Warwick Music Group Takes Innovation Worldwide

Innovation 50 Awards

Warwick Music Group, which created the world’s first plastic trombone has recently been judged one of the most innovative companies in the Midlands, is expanding its worldwide operations.

The Tamworth-based company, which has also developed a new generation of plastic instruments encouraging more people and children in particular to play music, has expanded into the Australian music instrument market with its first sole official distributor and the appointment of an education consultant in Australia.

Warwick Music Group has recently ranked alongside companies such as Jaguar Land Rover and The Football Association as one of the most 50 innovative businesses in the Midlands.

In addition to pBone, it has developed the world’s first all-plastic trumpet, pTrumpet, and a totally new instrument, pBuzz – a low cost introduction to brass music which has received worldwide acclaim particularly in education.

Steven Greenall, chief executive of Warwick Music Group, said that he and his team were committed to encouraging more people to play music.

“Our expansion into Australia complements our operations in North America, South America, Europe and Asia.
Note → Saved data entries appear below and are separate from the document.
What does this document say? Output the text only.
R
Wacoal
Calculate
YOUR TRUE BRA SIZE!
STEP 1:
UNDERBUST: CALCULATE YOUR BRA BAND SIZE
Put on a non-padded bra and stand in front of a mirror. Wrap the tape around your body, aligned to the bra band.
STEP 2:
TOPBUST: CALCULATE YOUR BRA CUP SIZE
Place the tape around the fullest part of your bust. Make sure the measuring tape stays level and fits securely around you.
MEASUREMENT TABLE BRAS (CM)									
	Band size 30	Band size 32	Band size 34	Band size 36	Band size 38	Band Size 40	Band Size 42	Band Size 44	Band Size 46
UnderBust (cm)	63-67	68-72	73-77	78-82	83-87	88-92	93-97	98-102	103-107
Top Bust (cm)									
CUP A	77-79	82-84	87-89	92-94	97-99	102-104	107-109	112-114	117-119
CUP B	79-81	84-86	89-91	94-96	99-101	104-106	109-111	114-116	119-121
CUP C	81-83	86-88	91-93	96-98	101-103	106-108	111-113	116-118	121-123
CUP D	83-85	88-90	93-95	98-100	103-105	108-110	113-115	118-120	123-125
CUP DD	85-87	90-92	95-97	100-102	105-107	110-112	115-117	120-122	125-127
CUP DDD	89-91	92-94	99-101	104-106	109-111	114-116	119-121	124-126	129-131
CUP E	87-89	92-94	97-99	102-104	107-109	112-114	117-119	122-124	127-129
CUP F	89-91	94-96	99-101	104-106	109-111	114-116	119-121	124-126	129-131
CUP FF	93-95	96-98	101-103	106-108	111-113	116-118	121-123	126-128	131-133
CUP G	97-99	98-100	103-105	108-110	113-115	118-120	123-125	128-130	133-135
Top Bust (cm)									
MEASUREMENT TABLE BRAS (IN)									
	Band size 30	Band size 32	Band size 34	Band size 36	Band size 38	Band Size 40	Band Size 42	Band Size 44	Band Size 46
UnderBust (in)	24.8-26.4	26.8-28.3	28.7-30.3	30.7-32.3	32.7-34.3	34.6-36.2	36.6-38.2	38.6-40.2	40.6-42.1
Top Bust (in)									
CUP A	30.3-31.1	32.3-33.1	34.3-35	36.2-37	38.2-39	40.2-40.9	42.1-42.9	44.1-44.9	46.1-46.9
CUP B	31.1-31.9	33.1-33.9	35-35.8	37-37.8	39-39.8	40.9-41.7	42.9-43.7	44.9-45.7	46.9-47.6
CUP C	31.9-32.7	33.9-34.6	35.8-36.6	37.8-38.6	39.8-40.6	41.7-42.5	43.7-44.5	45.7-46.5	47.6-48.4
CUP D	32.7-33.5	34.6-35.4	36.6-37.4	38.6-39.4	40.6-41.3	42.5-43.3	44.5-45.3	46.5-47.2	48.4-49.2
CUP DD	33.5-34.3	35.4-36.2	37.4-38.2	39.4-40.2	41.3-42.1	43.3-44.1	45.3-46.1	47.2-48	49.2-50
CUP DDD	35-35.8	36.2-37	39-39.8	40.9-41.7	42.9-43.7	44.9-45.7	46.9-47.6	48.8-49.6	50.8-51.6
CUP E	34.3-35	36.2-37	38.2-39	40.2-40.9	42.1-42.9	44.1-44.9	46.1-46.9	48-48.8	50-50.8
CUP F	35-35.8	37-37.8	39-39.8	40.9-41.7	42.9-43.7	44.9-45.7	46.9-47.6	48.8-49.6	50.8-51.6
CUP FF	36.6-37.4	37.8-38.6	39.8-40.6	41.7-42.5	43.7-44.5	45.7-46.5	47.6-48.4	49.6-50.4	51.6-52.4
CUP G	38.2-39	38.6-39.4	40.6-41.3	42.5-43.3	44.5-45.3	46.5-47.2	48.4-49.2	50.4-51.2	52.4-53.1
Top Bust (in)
Within the space of seven years, we have become a worldwide operation – and have indeed suddenly realised, that ‘the sun never sets on Warwick Music Group’,” he said.

The company has also won several awards for its products including Gold in the Primary Teacher Awards which celebrate products that stimulate a child’s development, and the highly prestigious Horner’s Award for Plastics Innovation and Design, jointly run by The Worshipful Company of Horner’s and The British Plastics Confederation.

The company has been credited with overcoming challenges such as the engineering difficulties of producing brass instruments in plastic to deliver the same exceptional quality of sound. The fully-plastic valve system in pTrumpet also presented challenges that have never previously encountered.